For ICU doctor, Omicron is a feeling of ‘continuous, unrelenting pressure’

Global News
Thursday, January 13, 2022 10:31:23 PM UTC

The stress on the health system from the Omicron variant of the novel coronavirus is radically different compared with the other four waves since March 2020, the doctor said.

For intensive care doctor Sarah McMullen, the Omicron wave of COVID-19 seems like a twisting, turning carnival ride, leaving her wondering when she’ll get to step off.
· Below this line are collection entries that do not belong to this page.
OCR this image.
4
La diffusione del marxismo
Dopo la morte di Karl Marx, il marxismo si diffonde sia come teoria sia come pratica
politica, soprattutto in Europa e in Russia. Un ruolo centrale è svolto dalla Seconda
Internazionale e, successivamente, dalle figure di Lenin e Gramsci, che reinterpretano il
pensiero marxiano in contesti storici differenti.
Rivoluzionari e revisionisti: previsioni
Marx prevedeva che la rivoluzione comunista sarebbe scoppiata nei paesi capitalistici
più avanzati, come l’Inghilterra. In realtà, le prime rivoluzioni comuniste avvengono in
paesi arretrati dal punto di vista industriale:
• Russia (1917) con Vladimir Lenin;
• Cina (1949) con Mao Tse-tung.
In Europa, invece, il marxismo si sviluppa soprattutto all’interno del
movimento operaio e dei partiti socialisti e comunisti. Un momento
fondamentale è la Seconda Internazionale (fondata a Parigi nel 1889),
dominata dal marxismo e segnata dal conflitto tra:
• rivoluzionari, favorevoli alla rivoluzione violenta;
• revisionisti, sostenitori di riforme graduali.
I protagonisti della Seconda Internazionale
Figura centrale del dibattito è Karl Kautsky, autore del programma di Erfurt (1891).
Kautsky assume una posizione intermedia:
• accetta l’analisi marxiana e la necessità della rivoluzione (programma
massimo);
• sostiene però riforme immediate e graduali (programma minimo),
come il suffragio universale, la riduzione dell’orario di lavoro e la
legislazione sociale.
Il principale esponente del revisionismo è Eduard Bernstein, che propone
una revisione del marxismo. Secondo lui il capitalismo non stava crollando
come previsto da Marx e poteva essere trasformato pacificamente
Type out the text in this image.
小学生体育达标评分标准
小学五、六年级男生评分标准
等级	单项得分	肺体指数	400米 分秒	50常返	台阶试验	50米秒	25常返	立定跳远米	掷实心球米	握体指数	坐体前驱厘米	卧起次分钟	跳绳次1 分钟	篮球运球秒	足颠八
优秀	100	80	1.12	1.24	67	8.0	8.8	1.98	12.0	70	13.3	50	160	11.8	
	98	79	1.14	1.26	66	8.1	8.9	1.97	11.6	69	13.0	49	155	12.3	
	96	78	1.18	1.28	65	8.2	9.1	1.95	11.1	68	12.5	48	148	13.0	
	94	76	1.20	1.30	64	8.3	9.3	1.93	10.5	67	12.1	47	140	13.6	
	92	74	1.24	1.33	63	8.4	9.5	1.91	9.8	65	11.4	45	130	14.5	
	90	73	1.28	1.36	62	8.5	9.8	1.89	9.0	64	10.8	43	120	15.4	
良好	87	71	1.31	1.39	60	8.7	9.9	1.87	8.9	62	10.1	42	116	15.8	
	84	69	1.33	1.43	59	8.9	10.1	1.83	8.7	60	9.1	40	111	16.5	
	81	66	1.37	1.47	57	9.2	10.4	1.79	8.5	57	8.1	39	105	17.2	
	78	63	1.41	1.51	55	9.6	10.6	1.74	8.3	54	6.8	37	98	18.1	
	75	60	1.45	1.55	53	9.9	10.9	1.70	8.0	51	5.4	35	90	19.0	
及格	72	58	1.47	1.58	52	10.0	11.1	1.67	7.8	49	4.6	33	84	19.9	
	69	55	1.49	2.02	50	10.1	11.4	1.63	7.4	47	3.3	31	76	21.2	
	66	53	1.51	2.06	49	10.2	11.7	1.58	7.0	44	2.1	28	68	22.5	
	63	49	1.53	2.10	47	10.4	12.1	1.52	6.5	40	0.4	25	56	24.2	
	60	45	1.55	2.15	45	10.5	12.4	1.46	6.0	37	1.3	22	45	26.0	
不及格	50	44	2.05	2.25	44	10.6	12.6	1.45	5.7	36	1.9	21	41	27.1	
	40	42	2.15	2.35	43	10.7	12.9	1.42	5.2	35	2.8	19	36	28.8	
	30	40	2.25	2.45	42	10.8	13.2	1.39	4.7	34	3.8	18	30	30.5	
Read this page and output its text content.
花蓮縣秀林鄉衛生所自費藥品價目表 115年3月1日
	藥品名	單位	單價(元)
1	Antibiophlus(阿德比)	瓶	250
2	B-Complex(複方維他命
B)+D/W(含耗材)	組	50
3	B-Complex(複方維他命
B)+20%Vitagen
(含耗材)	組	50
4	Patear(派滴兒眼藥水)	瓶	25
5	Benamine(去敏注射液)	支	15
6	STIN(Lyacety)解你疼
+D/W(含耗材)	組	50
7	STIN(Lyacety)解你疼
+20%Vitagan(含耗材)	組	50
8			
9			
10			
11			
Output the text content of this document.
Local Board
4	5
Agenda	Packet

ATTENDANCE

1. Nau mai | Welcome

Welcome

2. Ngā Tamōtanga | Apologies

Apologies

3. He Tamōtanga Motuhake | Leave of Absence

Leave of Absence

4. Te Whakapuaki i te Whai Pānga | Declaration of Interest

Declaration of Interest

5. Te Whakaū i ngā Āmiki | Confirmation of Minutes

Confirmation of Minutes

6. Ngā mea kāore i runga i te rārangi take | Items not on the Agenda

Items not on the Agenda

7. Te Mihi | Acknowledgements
“Right now, what it feels like is similar to when you go to the exhibition and you get on the Scrambler: it feels like continuous, unrelenting pressures from all directions,” the physician at Halifax’s Queen Elizabeth II Health Sciences Centre said in an interview Wednesday.

The stress on the health system from the Omicron variant of the novel coronavirus is radically different compared with the other four waves since March 2020, McMullen said.

For one thing, there are only a handful of COVID-19 patients in her unit — the largest intensive care centre in Atlantic Canada. Earlier waves saw pandemic patients take up many of the beds, she said.

But despite causing fewer hospitalizations, the Omicron wave is combined with shortages of staff off sick with COVID-19 or isolating after being exposed to the virus — and a high flow of other gravely ill patients to her ward.

The 46-year-old doctor estimated Wednesday that “two or three” of the 18 beds in her units were occupied with people who contracted the Omicron mutation of the virus. Across the province, there were seven intensive care patients with COVID-19, less than half the peak of May 18, 2021, when a pandemic high of 25 people were in intensive care with the virus.

In addition, McMullen said COVID-19 patients who are vaccinated often spend just days in the unit, rather than weeks in earlier waves.

According to figures from Nova Scotia Health, about 97 per cent of the 106 available intensive care beds in the province are occupied. The government says the health system has the capacity to add further beds — known as “surge” capacity — if an overflow occurs.